As you may have guessed from our emphasis on the importance of researching and due diligence, one of the most common mistakes is the failure to verify all data. Many potential purchasers will accept information given to them as accurate without personal or professional verification. This can lead to a burdensome future with your new purchase. Below are a few other mistakes purchasers often make.

  • Not Allowing for Adequate Cash on Hand: Having as much cash available as possible is just as important when buying a business as it is when starting one. Don’t be tempted to use all of your cash in one place – even for a down payment on a purchase. You will need cash for operating your business before you can start to rely on income. Prepare your financial statements carefully and refer to the cash flow statement as a guide for how to use your cash.

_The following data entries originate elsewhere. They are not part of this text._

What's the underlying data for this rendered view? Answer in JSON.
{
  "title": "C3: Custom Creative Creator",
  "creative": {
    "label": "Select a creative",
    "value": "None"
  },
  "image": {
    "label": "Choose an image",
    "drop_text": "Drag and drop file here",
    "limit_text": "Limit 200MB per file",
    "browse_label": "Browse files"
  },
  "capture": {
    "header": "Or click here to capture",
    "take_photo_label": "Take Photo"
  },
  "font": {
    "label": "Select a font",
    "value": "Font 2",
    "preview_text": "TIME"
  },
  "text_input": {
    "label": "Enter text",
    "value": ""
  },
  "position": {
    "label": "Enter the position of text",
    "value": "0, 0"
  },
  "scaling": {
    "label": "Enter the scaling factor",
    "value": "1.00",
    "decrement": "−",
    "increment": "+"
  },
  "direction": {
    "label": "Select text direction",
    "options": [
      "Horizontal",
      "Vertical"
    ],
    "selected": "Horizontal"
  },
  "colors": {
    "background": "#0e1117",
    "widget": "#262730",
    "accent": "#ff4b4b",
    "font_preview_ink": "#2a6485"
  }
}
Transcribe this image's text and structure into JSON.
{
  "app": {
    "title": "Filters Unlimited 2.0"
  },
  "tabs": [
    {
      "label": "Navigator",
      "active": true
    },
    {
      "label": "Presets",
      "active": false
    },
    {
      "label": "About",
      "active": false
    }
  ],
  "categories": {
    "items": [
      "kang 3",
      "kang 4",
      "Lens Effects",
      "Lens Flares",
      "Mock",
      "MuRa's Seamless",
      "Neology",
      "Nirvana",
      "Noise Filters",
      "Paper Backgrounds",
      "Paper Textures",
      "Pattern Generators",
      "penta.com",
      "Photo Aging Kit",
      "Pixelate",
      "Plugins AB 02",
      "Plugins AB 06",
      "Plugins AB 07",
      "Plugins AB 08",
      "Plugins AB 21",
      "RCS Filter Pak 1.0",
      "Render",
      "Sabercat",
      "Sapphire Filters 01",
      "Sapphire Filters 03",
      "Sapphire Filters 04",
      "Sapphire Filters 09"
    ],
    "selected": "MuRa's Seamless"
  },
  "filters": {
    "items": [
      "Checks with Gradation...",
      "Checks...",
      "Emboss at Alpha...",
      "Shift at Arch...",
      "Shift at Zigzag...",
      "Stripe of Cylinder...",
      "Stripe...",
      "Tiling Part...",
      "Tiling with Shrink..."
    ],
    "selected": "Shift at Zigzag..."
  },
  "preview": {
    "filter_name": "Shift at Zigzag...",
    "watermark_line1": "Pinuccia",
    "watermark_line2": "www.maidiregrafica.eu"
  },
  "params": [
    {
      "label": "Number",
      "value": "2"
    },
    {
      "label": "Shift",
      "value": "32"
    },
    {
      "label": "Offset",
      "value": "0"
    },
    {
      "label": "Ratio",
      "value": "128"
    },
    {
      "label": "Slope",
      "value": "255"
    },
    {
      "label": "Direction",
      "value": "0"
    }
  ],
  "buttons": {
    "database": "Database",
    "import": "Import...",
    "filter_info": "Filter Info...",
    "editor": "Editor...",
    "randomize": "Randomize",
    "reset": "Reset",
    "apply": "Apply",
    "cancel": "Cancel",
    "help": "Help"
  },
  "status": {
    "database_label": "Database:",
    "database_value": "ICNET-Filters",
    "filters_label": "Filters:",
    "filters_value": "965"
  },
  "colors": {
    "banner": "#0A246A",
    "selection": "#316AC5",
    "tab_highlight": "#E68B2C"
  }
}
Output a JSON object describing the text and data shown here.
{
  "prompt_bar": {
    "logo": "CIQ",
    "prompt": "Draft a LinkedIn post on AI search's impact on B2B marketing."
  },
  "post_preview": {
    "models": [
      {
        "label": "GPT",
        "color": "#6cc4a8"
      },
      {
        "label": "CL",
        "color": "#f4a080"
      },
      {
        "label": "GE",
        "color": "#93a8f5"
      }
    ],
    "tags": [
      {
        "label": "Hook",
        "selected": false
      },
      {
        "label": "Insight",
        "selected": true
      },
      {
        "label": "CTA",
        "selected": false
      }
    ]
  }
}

  • Unrealistic Payment Schedules: Those who purchase established businesses tend to overestimate short term revenue projections, which can lead to overcommitting on payments. Remember that this is a new venture for you and you will likely experience growing pains and unexpected costs within the first year. Give yourself some room to financially prepare for unforeseen events.
  • Buying Uncollectible Receivables: Do not think that because you are buying a business, you have to purchase everything that comes along with it. Always remember you have room to negotiate. This is a common mistake with a company’s accounts receivables. On one hand, you want receivables because it is a source of income, however, if they are 90 days or older it is likely that you will not be able to collect on them. Therefore it is not wise to purchase them. Arrangements such as having the seller warrant the receivables will ensure that if the accounts are indeed uncollectible, you will not have to pay for them.
  • Failing to Make a Smooth Organizational Transition into Ownership: Purchasing an existing business is not only new to you; it is also new to the employees who work there. It is a big change that can be met with heavy resistance if it is not handled with care. Build relationships with the seller, employees, and suppliers of the company before the sale is final, and have conversations about the operations so you have an idea of the culture before you take over. Share your ideas with them about your vision for the business, listen to their feedback, and learn from them.